Saturday, August 02, 2008

Chapter One: The Abbaration

Chapter One: The Aberration

I like books. That goes without saying for a lot of people who know me, but it is still something that should be said. I like chapters in books. I like accomplishing small things, and getting to the end of a chapter is one of those small things. Though I read so quickly and so ferociously that really chapters just give me a point to stop and blink before continuing on.

This is not my first chapter. Nor is it my second, third, or even fourth. But it's also not my second book quite yet. This is an aberration. A novella, to be slipped neatly between the Scotland chapters and the Rest Of My Life.

I recently left Scotland. Left a gorgeous flat, brilliant friends, and what could very well be a bright future in Psychology, to return home and try my hand at medicine. I'm an optimist at heart and it shows, especially in a move such as that. Without a plan or idea really of what I was going to do I came home. Maybe I was going to train to be a paramedic. Maybe I was going to work for the American Red Cross, using once more the skills I learned working for their British counter-part. Or maybe I was just going to lie around and bemoan the fact that I didn't know what to do with myself. Thankfully I have friends who are more realistic than I.

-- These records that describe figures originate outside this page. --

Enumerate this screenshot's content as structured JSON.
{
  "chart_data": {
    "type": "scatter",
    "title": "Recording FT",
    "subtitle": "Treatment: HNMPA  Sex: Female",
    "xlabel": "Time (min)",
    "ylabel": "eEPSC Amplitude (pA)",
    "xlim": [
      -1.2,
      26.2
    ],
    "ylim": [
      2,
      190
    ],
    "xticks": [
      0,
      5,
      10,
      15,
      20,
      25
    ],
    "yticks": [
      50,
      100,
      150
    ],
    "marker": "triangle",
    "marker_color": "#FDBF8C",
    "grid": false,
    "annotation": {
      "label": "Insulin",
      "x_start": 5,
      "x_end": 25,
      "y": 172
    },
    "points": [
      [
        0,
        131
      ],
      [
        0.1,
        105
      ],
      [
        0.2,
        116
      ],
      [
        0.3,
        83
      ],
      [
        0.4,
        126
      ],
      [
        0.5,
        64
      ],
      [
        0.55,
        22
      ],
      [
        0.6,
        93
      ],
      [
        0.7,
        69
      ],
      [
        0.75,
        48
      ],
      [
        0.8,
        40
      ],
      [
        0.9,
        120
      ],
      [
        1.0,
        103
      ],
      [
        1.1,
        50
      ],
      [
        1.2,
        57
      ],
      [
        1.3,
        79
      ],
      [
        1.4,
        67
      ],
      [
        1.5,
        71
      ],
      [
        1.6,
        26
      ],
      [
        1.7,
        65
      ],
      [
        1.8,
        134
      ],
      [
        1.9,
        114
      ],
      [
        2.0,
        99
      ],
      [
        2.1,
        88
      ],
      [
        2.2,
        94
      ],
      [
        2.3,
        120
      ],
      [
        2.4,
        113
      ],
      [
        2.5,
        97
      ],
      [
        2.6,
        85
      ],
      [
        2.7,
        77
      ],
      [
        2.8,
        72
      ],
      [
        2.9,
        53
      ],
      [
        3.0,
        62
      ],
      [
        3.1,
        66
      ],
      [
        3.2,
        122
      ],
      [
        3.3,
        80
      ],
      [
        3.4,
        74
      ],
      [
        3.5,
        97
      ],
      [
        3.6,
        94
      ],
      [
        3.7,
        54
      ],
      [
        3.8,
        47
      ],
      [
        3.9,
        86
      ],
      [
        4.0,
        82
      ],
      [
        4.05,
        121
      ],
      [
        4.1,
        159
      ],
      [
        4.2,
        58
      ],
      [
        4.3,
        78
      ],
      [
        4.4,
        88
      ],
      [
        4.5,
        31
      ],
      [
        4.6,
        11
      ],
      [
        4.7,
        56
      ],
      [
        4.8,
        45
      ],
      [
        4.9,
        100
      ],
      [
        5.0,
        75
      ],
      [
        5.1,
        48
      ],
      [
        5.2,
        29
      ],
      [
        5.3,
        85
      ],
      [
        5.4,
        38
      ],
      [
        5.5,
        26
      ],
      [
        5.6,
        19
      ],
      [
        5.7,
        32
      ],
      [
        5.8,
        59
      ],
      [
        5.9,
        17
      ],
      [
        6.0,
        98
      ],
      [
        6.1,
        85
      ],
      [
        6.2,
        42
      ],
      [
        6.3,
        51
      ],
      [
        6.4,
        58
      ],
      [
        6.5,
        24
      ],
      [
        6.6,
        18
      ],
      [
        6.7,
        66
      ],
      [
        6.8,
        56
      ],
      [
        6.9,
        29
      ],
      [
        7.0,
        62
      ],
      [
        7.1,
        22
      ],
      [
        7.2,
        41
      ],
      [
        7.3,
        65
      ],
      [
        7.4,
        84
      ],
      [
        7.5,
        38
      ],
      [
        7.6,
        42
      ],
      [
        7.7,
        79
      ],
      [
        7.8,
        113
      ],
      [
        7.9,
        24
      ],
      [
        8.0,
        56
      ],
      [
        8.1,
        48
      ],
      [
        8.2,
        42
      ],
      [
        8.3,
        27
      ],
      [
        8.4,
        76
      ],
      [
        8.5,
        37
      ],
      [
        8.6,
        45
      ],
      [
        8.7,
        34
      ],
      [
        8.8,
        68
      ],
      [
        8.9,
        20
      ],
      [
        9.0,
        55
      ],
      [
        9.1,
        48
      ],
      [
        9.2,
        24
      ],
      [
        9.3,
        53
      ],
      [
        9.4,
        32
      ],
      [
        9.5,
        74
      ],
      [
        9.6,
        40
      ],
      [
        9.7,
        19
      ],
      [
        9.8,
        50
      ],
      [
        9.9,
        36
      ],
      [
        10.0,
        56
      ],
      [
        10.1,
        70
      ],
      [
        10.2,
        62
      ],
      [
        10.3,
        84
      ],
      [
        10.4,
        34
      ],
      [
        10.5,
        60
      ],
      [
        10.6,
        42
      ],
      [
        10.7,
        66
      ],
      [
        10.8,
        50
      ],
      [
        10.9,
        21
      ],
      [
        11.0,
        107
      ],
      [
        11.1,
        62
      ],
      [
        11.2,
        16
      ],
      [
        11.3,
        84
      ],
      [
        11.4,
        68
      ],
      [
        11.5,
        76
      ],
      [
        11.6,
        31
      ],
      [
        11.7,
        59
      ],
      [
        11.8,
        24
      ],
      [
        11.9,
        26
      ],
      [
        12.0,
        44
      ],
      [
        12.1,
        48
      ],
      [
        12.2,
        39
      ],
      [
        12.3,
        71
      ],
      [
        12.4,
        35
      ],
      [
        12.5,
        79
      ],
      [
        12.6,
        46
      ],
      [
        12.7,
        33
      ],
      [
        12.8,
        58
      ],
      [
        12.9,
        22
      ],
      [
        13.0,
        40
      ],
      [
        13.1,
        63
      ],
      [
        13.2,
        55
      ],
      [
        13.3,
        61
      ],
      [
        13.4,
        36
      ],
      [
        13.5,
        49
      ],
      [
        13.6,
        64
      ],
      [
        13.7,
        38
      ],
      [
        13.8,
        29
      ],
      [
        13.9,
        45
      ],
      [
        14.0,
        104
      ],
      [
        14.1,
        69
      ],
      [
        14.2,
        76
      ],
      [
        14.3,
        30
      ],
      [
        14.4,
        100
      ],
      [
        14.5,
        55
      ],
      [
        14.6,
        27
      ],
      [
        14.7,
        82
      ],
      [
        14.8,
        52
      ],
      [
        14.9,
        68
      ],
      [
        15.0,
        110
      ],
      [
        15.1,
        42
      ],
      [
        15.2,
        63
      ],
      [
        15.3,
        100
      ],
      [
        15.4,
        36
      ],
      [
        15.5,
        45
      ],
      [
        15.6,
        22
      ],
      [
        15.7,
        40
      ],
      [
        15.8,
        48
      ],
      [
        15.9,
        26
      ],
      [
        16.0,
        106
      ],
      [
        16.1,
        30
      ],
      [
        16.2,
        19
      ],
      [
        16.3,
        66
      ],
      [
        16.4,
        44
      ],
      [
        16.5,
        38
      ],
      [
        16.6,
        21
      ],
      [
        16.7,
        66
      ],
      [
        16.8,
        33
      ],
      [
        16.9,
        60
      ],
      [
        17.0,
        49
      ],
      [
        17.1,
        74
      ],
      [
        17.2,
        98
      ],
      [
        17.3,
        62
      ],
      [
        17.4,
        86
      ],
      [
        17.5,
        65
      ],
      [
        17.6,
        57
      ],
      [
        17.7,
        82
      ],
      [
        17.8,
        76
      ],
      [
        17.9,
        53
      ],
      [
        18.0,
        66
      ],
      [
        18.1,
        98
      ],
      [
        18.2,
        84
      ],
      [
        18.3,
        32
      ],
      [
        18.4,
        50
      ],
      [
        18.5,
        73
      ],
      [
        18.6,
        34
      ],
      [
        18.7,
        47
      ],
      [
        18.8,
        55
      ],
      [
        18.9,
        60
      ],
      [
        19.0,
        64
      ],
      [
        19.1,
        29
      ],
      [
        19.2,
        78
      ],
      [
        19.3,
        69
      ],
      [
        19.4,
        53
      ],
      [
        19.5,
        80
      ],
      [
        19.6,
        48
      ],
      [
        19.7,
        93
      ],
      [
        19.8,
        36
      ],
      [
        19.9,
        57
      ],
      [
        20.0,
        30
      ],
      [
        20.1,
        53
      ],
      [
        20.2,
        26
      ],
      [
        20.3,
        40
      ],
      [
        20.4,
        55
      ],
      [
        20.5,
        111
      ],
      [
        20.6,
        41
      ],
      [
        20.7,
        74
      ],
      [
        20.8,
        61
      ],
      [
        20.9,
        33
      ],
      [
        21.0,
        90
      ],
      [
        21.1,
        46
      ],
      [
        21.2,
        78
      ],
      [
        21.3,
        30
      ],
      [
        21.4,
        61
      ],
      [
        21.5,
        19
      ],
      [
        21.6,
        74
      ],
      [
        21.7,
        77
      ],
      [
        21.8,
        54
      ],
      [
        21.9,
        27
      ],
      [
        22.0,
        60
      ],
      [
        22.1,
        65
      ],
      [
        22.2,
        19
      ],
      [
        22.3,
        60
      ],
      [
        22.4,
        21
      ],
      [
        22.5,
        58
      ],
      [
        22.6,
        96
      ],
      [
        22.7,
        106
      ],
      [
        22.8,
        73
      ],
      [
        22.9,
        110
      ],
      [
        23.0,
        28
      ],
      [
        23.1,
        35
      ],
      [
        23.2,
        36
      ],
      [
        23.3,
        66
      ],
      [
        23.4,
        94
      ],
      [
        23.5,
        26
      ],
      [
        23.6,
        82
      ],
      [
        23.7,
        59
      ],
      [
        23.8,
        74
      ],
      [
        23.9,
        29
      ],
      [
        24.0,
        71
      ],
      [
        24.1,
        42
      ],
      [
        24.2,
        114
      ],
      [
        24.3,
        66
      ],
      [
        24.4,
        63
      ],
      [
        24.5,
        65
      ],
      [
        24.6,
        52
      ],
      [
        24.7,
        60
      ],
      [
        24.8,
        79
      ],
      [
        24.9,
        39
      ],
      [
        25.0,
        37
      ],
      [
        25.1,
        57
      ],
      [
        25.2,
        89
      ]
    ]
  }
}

I work now at a free medical clinic in Washington, DC. I'm technically the Medical Assistant, but I do a lot of things that aren't checking people's blood pressures and doing filing.

In my first one of these town-crier type blogs it was all about me. The second was about words and university and me. The third was about me and my writing. And the fourth is this. Yes, maybe I have an addiction, but working in a clinic could give me worse addictions. Coffee, for one.

So here chapter one of my novella, The Aberration. I don't know when the climax will be, or what literary themes will emerge, or even who the cast of characters will be. All I know is that I've already started out wrong. You should never write in the first person.